Seven Campus Characters

by W. W. GIBSON
A graduate of Yale in 1940, W. W. GIBSON spent a brief period of study at Harvard before enlisting in the Army in 1941. After four years in the Air Forces, he was released as a First Lieutenant, and has recently joined the faculty of English at Amherst. — THE EDITOR

1

MARRIED to books, this teeming maid
Bears quotes like twins, and undismayed
Rears from them little paragraphs
That grow to books. Nobody laughs.

2

This stubby Marxist’s time is ripe:
Removes from jaw the massive pipe,
Advances, weaponed, to attack;
Makes his remark, and puts it back.

3

His wife, Professor Mrs. Z,
Rook-racked, book-backed, and Ph.D.,
Perambulates her ten-pound thesis.
Oh what, a bouncing exegesis!

4

More pitiable, this wandering Jew:
Vienna, London, and here too
He whimpers on the social fringe.
We hate his cosmopolitan cringe.

5

Lean, lonely-eyed, a little odd,
X stalks his room, he talks to God,
He looks in books for Truth.
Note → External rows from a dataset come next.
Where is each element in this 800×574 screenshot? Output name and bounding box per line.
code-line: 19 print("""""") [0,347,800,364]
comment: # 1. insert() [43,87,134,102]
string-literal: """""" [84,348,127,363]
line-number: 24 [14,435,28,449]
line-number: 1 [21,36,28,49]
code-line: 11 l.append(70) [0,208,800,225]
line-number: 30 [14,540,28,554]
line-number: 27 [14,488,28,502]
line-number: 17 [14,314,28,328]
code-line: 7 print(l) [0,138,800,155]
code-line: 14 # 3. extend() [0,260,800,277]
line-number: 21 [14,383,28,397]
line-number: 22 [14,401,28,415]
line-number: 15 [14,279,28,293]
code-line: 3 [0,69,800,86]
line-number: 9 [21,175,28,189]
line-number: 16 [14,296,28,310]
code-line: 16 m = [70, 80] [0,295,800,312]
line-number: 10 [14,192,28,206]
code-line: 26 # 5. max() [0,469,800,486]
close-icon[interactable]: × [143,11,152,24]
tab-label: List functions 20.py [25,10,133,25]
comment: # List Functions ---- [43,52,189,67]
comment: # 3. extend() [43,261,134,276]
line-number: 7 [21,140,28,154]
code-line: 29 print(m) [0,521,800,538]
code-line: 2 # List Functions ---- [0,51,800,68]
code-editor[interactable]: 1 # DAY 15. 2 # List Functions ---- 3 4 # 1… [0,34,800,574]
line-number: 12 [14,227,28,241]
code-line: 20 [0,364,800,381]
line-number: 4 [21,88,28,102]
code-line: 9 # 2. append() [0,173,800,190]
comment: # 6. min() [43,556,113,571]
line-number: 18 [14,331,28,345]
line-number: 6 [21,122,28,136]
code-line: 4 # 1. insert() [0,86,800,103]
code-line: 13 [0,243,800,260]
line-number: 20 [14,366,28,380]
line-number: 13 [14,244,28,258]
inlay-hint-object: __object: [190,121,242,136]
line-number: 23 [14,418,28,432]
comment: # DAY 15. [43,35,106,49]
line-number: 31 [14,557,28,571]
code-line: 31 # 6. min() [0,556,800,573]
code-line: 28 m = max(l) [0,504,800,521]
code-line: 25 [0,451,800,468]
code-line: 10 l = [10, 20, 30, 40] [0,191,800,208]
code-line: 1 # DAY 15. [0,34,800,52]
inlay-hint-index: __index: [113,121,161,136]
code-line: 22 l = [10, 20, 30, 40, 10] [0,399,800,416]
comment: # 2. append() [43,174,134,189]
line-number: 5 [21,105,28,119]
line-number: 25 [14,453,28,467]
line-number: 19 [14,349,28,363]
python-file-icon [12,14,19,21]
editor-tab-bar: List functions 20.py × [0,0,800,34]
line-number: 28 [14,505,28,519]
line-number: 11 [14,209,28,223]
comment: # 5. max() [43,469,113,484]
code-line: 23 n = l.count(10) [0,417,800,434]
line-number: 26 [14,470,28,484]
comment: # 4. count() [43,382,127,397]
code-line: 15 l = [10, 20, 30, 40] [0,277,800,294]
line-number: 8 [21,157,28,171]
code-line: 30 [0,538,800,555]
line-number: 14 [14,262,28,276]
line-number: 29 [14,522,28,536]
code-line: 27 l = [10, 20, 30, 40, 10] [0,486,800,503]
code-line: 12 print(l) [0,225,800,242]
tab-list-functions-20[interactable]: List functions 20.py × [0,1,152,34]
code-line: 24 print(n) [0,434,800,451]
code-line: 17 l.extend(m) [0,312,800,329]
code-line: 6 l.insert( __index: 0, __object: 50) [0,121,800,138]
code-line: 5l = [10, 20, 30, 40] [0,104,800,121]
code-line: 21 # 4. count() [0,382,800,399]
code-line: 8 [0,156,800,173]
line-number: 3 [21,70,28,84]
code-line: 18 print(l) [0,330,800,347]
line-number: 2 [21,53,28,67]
The search
Ends only in the only Church.

6

The world in Y’s thick glasses shows
No bitter fading of the rose.
It’s not precisely that he shrinks
From Truth, but looks at her, and blinks.

7

Well, what is Truth? cries this ex-gob.
On deck, Professor! That’s your job.
It’s Answers, Answers, he demands them.
They’re facile if he understands them.